The violence and collateral damage were obscene. Like, you get the idea that the creators were masturbating to every scene of destruction. Literally every single move in every fight involving Kryptonians resulted in untold millions of dollars in damage. They can't have a sequel because there's no Metropolis or Smallville left! The few hundred extras we see on screen after the big battle were probably the only people left in the entire city when he was done. Smallville really is nothing by the end of the film; the one fight between three Kryptonians (plus a fourth for about a minute) reduced the entire main street to rubble, to say nothing of the military's decision to send in A-10s and just strafe the buildings that civilians were hiding in with 30mm Gatling guns because "LOOK OUT! ALIENS IN THE STREET!" They even include another gratuitous explosion after the big battle is over, just 'cause.

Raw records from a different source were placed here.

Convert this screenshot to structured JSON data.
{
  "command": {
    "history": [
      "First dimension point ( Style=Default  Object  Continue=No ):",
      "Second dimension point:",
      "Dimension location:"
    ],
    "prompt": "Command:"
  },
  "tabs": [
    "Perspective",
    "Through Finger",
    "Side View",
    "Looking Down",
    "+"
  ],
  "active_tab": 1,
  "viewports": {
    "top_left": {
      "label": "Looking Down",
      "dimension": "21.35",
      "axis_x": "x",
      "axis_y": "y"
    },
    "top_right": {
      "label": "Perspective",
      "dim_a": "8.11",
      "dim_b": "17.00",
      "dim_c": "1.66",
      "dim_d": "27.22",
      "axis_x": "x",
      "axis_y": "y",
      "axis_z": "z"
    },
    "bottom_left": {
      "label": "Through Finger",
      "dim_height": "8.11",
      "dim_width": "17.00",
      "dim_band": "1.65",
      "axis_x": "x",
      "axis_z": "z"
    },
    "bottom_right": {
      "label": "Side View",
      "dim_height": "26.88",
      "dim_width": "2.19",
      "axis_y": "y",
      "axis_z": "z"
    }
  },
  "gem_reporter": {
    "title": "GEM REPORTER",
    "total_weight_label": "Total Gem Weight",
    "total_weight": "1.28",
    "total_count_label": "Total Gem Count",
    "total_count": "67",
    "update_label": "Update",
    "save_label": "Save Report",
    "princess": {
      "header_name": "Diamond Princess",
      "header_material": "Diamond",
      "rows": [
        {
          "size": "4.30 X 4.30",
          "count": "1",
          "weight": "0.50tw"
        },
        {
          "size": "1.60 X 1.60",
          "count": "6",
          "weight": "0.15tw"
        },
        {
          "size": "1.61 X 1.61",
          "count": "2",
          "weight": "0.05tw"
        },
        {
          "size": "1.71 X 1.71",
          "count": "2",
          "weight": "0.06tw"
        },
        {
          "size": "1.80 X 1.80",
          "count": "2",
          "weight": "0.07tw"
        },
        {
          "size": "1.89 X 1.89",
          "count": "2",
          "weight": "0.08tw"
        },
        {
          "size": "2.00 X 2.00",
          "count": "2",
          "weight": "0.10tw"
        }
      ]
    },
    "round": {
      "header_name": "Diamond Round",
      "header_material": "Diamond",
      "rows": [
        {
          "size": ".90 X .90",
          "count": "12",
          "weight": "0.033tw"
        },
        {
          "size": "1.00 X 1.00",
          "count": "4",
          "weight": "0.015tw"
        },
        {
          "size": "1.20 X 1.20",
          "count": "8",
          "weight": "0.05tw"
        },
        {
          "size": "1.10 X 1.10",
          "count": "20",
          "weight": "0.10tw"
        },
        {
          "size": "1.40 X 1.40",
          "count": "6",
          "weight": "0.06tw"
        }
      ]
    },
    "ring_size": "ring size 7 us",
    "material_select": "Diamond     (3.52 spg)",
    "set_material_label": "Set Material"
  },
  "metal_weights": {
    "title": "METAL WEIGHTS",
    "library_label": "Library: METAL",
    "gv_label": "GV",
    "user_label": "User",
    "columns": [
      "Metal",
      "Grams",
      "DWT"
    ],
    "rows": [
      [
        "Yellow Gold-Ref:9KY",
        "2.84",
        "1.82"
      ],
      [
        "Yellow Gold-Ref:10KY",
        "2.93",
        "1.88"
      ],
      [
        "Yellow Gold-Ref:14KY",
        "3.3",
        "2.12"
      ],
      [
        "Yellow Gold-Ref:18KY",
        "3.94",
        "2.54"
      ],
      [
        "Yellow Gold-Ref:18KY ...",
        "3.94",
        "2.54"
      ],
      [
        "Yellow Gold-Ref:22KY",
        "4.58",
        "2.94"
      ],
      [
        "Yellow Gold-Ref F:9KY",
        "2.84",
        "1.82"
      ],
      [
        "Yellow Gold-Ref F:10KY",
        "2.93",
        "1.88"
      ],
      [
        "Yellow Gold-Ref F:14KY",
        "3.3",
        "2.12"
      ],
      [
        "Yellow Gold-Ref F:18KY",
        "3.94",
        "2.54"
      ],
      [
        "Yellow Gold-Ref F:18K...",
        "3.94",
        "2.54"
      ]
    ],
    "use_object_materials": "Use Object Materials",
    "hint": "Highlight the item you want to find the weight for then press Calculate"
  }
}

The PG-13 rating was also likely the only thing that kept Zack Snyder from demanding a recreation of
300 for half the film. I'm not even close to exaggerating when I said that this movie has a higher body count than Saving Private Ryan. Dozens upon dozens of people, from civilians to soldiers, are killed in extremely painful looking ways repeatedly. They even insisted on showing deaths when it wasn't necessary, like multiple shots of the World Engine's gravity beam lifting screaming (obviously CGI) people into the air and slamming them down into the dust cloud that conveniently obscures them being sprayed across a wide area as a fine pink mist. Or an F-35's missile going haywire, which is accompanied by an almost purposeful shot of it blowing up a crowd of fleeing civilians on the street below. It came off as gratuitous.
Speaking of obvious CGI, it seems like half of the movie was done with the latest advances in film technology and the other half was done with what they use to make FMVs for video games. A shot of a pickup getting thrown into the Kent farmhouse looked like it was made for a Bollywood film. Faora throwing soldiers around in Smallville resembled a video game like Bayonetta, which isn't a good thing when everything otherwise looks like it's at least trying to LOOK realistic; bodies don't flop to a stiff halt like that.
Also, I know they had to work in Superman having the Clark Kent alter ego and being a Daily Planet reporter somehow, which they didn't do until the ending. But it doesn't work. It barely worked in the comics, but at least then he was Clark Kent before Superman became public. Here, the entire world has seen Kal-El's face and heard his voice. Some of them are fully aware that he's Clark Kent. Does he really expect to put on a pair of glasses (that's literally the only change he makes; even his voice and demeanor are Superman) and wander into the city that he just "saved" and expect nobody to notice?
Maybe he was hoping that all the citizens who recognized him were dead.